Childress and his daughter, Cara, had to miss Childress' father-in-law's funeral because of coronavirus.

"My wife's had a hard time losing both her mom and dad in the past month and a half," Childress said.

He and his daughter went down from the family's home in Mound to Aurora, Ill., the day before the funeral, but found out the next morning that his son-in-law tested positive for the coronavirus. He has been working from Childress' basement.

"I heard him coughing down there," Childress said. "I just thought, 'Oh, he's got three kids. Somebody's always sniveling or sneezing or coughing.' "

Once Childress found out his son-in-law had it, he and his daughter drove back home and were tested. Both were positive.

"And I gave it to my brother," Childress said. "That was a terrible feeling. But he had a light case, too."

Childress and his wife, Dru-Ann, are at their place in Florida now. For how long, Childress has no idea.

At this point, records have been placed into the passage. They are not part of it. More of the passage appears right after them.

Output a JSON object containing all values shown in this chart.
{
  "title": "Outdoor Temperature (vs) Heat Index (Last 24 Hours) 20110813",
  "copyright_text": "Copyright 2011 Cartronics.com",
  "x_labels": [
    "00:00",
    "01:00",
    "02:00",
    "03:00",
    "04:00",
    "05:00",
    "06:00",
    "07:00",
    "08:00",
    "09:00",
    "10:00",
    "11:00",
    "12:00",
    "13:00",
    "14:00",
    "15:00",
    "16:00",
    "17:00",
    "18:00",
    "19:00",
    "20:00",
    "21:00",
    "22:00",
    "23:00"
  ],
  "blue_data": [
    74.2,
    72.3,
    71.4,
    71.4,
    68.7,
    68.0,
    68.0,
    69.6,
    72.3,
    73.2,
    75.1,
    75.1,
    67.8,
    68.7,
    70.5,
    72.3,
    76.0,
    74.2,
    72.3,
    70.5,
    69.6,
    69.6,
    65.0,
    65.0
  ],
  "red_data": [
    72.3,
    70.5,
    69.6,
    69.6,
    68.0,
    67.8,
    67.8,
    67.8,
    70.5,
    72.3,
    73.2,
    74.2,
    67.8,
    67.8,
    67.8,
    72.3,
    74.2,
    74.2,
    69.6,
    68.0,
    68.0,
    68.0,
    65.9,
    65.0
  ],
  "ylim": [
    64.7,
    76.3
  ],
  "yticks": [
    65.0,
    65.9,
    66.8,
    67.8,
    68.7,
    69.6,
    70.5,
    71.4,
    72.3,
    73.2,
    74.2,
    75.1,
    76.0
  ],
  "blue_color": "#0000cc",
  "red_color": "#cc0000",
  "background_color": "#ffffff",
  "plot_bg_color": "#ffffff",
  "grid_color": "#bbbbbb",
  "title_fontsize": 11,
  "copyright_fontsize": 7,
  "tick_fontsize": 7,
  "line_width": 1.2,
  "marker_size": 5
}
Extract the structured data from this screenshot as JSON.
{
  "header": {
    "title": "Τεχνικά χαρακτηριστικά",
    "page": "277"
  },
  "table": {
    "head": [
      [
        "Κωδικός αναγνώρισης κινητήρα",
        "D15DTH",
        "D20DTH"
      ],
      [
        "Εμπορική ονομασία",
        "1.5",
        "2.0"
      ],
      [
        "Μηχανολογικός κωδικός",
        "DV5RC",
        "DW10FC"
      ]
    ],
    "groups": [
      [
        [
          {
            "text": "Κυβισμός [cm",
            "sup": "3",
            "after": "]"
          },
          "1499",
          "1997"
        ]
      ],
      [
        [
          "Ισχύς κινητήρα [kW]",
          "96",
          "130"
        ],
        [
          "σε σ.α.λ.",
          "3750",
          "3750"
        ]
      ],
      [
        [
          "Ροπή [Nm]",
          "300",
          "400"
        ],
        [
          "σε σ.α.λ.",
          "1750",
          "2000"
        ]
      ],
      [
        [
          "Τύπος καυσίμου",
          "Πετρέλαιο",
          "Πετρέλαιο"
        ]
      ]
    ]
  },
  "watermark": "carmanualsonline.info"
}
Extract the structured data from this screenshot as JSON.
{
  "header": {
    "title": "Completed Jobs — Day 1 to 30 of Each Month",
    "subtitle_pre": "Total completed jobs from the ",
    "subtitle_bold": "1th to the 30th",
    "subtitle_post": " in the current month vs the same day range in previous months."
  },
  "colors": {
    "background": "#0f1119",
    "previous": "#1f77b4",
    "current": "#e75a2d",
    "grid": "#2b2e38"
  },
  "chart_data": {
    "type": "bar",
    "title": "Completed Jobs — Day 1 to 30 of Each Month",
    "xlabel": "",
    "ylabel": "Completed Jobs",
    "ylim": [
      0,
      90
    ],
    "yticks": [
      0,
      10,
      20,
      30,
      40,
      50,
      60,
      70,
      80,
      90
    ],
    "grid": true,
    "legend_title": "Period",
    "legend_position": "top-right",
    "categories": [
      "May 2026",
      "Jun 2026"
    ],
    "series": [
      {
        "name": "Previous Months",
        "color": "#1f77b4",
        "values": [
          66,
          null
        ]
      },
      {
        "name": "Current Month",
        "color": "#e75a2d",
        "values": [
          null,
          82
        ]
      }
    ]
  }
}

"If there's one thing I learned back from the Troy Williamson thing when his grandmother passed away, everybody grieves differently and you just never know how long it's going to play itself out," said Childress, referring to the uproar he caused when he fined Williamson for staying away from the team longer than Childress wanted.

Childress retired briefly when he left the Chiefs after the 2017 season. His ties to Matt Nagy brought him back to the Bears as offensive analyst in 2018 and senior offensive assistant in 2019. He retired again this spring.

"With all that's happened in the world this year," he said, "with COVID and how it's impacted the NFL, this was a good time to retire."